Students are expected to devote 100% of their working time to their doctoral studies at Frankfurt School for up to five years.
Funding includes a tuition fee waiver and a cost-of-living stipend. The monthly stipend comprises of EUR 1,820.
The stipend will be granted for five years conditional on the continued satisfaction of all academic programme requirements.
From the first year onwards doctoral students will receive EUR 1,820 for the period of 5 years.
Furthermore Frankfurt School covers costs related to research, including conferences and overseas visits.
Outstanding graduates of a Bachelor‘s or Master’s programme in business administration, finance, management, accounting or related fields who aspire to launch an academic career.
Candidates in the final year of a Master’s or Bachelor’s programme are welcome to apply with their most recent academic transcript. Please note that the degree has to be completed by the time of the beginning of the programme.
The first step of our application process is to complete the online application form. You will need to upload the following required documents. Please note that you need a certified English or German translation for all documents, that are not originally in German or English. The application platform will be open between 15th September and 15th January.
Required Documents
Two letters of recommendation: To request the letters from your recommenders, you have to register on a separate platform and send your request from there.
Please click on this link to access the platform: http://apply.interfolio.com/79802
Create a profile by clicking on the button “Apply now”.
If you require assistance, go to the “Home” tab and click the “Dossier Quick Start Guide”.
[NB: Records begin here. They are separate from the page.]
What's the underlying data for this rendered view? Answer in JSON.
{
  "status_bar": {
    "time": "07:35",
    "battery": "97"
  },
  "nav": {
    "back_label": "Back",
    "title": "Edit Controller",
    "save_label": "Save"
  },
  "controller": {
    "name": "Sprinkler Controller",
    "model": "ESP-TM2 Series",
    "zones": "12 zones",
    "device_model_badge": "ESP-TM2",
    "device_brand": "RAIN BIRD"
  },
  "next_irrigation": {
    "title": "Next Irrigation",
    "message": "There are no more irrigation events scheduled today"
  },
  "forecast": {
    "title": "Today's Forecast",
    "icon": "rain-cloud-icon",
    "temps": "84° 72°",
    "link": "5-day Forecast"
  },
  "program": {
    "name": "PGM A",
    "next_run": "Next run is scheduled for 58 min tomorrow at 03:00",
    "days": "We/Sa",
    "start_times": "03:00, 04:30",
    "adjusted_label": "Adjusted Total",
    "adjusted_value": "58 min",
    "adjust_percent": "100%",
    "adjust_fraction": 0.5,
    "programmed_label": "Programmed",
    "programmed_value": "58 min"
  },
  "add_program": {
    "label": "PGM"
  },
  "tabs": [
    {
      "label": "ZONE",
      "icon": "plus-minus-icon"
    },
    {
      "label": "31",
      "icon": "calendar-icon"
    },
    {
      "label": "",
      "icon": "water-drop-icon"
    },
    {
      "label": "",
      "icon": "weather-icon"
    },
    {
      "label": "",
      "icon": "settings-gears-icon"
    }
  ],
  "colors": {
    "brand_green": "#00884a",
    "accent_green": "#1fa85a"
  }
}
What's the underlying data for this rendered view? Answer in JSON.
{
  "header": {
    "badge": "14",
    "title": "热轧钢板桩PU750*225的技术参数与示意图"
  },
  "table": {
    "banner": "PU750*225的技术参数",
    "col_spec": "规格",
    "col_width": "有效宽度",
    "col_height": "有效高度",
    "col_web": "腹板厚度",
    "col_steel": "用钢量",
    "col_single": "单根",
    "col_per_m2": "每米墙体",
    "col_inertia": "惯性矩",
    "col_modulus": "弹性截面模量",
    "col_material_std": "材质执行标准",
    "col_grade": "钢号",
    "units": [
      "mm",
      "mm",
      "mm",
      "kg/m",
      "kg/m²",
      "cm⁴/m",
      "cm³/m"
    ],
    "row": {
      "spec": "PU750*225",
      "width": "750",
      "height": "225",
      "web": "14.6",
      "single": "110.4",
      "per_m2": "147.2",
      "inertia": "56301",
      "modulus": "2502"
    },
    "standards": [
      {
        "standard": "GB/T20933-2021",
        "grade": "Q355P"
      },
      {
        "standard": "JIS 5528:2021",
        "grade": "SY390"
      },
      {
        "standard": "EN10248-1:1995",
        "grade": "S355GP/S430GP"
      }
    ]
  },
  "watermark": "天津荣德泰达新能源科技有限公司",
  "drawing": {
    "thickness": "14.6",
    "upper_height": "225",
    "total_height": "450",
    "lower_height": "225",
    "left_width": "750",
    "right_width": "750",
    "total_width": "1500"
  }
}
Once you send your request to your potential recommender, they will receive an e-mail together with a link where they can upload their recommendation letter confidentially. Please provide a deadline for your recommendation letter to ensure we receive it on time. Once the recommender has uploaded the letter, we will be notified and will be able to access it.
Successful applicants will be invited to a online interview with faculty members of the chosen concentration.
The final decision regarding admission to our doctoral programme will be made by the Committee for Doctoral Proceedings. It is based on the applicants overall portfolio and the interview.